“Interconnect” is the wiring system that connects transistors and other components on an integrated circuit, or computer chip. It may also refer to chip-to-package or chip-to-chip interconnections. Transistor speed used to be the limiting factor for chip performance, but with today’s multi-million-transistor chips, the interconnect itself has become a limiting factor. This is because the electrical resistance of the wires, or lines, increases as they are made thinner to accommodate more transistors. It also arises because capacitive coupling can occur among adjacent lines spaced very closely together. Both inhibit the passage of signals.

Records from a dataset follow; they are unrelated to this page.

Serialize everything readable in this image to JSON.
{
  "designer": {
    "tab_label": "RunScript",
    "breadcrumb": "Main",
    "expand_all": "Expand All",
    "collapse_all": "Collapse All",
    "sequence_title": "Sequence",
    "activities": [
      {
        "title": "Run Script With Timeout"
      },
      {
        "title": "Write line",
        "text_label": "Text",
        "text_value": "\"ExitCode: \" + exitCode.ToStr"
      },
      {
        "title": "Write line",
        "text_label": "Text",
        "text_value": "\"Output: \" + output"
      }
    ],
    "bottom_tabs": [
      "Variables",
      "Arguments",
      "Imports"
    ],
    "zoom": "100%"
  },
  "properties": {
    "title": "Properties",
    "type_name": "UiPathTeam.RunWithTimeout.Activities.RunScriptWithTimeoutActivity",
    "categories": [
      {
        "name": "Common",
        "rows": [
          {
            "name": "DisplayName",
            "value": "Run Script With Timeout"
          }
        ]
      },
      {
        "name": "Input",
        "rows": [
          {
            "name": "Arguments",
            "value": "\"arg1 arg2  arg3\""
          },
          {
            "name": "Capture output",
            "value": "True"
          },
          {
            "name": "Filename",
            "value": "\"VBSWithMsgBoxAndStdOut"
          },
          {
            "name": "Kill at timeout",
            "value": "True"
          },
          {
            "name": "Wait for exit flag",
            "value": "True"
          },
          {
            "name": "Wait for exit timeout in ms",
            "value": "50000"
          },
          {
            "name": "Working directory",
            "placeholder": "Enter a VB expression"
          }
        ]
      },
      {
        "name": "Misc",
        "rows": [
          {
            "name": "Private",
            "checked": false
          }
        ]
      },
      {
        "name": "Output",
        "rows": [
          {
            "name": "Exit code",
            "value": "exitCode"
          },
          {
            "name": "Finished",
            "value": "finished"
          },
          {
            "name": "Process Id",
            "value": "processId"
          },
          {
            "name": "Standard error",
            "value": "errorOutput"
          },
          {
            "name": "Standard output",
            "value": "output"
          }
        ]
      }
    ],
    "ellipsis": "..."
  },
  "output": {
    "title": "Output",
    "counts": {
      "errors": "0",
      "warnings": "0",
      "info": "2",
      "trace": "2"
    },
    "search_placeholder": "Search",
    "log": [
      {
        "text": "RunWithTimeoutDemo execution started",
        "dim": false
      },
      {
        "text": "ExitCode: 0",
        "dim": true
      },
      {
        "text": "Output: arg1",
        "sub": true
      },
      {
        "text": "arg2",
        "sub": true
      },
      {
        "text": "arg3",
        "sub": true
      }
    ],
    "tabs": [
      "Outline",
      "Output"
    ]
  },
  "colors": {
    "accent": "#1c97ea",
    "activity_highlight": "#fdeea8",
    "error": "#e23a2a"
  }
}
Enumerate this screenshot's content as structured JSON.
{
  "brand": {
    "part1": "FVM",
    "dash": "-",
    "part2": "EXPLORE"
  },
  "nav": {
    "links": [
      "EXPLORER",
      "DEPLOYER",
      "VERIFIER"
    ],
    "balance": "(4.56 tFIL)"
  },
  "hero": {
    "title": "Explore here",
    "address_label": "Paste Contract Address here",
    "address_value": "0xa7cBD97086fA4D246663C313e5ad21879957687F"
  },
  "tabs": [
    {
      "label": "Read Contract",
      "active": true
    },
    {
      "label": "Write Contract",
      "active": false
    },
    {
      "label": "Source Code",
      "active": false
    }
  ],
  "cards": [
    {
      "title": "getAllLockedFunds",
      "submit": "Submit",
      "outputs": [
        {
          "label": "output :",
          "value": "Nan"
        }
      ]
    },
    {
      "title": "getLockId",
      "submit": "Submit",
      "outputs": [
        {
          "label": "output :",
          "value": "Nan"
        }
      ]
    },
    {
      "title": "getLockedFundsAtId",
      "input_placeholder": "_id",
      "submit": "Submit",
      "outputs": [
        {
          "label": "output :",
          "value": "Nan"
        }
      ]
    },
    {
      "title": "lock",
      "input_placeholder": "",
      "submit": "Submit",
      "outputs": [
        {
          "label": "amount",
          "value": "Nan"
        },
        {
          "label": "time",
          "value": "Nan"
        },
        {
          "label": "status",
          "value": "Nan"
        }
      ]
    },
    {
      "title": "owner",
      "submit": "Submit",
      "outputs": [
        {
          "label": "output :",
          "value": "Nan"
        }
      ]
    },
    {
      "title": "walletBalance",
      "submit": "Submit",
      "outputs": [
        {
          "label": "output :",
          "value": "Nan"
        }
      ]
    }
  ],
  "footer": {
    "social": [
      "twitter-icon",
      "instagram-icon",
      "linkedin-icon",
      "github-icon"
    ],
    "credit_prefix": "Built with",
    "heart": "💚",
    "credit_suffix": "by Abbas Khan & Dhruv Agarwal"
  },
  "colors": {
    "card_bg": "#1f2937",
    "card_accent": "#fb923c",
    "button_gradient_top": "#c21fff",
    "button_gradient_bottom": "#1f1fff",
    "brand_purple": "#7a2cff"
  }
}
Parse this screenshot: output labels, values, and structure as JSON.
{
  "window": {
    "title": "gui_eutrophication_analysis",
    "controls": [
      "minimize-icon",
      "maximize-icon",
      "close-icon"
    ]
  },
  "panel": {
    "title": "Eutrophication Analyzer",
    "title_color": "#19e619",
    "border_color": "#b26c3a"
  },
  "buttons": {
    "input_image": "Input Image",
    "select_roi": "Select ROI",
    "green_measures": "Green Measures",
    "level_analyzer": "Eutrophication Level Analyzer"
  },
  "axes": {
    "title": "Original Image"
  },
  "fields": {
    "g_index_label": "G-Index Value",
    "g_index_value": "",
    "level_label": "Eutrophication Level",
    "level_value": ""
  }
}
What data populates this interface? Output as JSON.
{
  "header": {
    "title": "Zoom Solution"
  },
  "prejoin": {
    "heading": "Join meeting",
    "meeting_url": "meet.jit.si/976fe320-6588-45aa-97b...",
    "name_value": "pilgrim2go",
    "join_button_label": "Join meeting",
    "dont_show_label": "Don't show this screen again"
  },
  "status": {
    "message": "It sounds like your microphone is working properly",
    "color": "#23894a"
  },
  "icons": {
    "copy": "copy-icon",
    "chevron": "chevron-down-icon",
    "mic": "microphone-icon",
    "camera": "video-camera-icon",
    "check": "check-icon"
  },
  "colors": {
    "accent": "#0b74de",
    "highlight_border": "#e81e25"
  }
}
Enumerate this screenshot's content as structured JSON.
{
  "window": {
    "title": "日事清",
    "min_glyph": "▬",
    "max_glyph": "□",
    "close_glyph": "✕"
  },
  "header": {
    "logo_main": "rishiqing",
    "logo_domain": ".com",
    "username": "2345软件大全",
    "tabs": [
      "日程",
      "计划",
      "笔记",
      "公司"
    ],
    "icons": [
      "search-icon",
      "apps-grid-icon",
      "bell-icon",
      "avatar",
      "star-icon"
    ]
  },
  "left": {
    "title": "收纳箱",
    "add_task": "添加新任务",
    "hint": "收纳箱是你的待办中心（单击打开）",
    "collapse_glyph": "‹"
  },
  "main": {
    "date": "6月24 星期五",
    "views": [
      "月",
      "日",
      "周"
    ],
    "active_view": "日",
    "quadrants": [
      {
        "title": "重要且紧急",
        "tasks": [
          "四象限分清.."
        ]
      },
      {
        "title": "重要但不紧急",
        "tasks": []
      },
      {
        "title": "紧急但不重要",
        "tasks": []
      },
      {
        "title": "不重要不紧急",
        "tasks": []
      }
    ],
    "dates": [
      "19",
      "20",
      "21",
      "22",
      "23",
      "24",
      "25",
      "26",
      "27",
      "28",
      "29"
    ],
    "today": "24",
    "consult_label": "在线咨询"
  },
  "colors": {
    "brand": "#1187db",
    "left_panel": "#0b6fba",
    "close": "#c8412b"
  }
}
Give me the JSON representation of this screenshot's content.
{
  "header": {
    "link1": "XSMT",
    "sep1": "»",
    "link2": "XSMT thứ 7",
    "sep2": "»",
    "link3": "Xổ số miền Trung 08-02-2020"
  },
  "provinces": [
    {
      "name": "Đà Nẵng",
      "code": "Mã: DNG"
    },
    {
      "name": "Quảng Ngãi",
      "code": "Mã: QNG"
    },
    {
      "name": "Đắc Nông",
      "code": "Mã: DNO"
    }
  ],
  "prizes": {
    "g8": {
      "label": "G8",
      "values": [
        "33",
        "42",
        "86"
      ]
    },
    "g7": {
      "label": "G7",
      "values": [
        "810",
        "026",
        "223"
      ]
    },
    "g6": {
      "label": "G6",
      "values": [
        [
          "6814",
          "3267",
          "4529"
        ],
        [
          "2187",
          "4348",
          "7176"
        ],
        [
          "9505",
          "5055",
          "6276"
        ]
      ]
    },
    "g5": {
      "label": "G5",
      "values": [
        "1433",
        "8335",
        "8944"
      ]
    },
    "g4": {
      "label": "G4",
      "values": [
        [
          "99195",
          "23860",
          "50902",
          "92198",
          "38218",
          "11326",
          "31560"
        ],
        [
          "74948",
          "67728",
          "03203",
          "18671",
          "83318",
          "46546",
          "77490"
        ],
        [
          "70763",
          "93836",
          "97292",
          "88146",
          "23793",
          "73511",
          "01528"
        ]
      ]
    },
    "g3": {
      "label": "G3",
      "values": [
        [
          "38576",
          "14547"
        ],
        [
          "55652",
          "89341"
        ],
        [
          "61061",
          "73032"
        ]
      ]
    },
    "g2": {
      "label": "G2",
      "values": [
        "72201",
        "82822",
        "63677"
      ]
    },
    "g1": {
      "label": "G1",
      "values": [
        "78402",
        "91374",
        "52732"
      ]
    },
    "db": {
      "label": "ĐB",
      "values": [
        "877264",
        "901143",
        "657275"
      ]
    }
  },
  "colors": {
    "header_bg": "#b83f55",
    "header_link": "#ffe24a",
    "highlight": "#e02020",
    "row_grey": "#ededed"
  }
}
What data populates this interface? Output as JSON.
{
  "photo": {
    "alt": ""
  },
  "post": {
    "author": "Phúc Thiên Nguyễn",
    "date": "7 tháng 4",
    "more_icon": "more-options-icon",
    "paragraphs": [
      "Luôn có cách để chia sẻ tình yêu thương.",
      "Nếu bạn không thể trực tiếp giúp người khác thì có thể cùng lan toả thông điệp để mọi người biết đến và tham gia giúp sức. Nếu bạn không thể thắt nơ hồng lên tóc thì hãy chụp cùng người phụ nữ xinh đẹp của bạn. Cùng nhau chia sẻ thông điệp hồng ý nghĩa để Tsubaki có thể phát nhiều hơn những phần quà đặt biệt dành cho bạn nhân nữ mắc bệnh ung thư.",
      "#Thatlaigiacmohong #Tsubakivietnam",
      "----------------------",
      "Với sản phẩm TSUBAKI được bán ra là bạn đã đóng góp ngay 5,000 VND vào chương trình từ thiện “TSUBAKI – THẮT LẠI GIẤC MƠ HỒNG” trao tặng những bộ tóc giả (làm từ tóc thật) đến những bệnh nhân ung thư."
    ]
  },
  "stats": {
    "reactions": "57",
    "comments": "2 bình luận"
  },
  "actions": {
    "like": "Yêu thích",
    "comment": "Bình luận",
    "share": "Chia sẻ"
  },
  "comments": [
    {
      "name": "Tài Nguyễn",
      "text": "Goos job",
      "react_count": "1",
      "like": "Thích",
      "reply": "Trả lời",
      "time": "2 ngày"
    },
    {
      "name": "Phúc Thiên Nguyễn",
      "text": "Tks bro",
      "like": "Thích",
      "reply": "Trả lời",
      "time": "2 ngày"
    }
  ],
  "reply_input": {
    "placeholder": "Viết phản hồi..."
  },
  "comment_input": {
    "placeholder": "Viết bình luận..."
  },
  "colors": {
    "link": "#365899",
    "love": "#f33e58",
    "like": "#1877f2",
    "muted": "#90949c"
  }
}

The interconnect problem threatens to retard the development of chip technology, which in turn threatens the progress of the electronics industry, one of the world’s largest. IITC/AMC papers address this problem directly.
Copper lines offer less resistance and higher current-carrying capability than the previously used aluminum lines, but at small geometries surface scattering effects increase the effective resistivity, which has led to interest in alternative conductors such as graphene and carbon nanotubes. Standard silicon dioxide insulator (or dielectric) around the lines creates a high parasitic capacitance at narrow spacings with concomitant signal delays and increased power consumption. This had led to the introduction of and continued search for substitute materials. A dielectric’s relative permittivity is expressed as “k.” The lower the k, the faster the signal propagation speed and the lower the power consumption. (Vacuum, the perfect low permittivity material, has k=1; silicon dioxide has k~4.) The challenge with dielectric materials with very low k-values is that they are porous and generally more fragile than oxide dielectrics. Carbon-doped oxide (or SiCOH) low k dielectrics can be easily damaged by typical chip-making processes such as exposure to harsh plasma during photoresist-stripping and to chemical-mechanical polishing, used to planarize each interconnect layer.
The semiconductor industry introduced the first carbon-doped low k dielectrics with k~3 in the 90nm technology node. The 45/40nm nodes saw introduction of enhanced SiCOH low k (k~2.7) and early porous ultra low k (ULK, k~2.4). The 32/28nm nodes developed mechanically robust ULK films (k~2.5), which are becoming pervasive in the 22nm technology entering early production. Focus in the 20nm and 14nm nodes has been on patterning challenges but research and development on dielectrics with enhanced mechanical properties and extreme low k (k~2) remains active. Additionally, at the advanced technology nodes’ smaller dimensions, there is an increased focus on new materials and processes to improve the reliability and manufacturability of copper based interconnects. These include barrier, seed, copper filling, and capping technologies.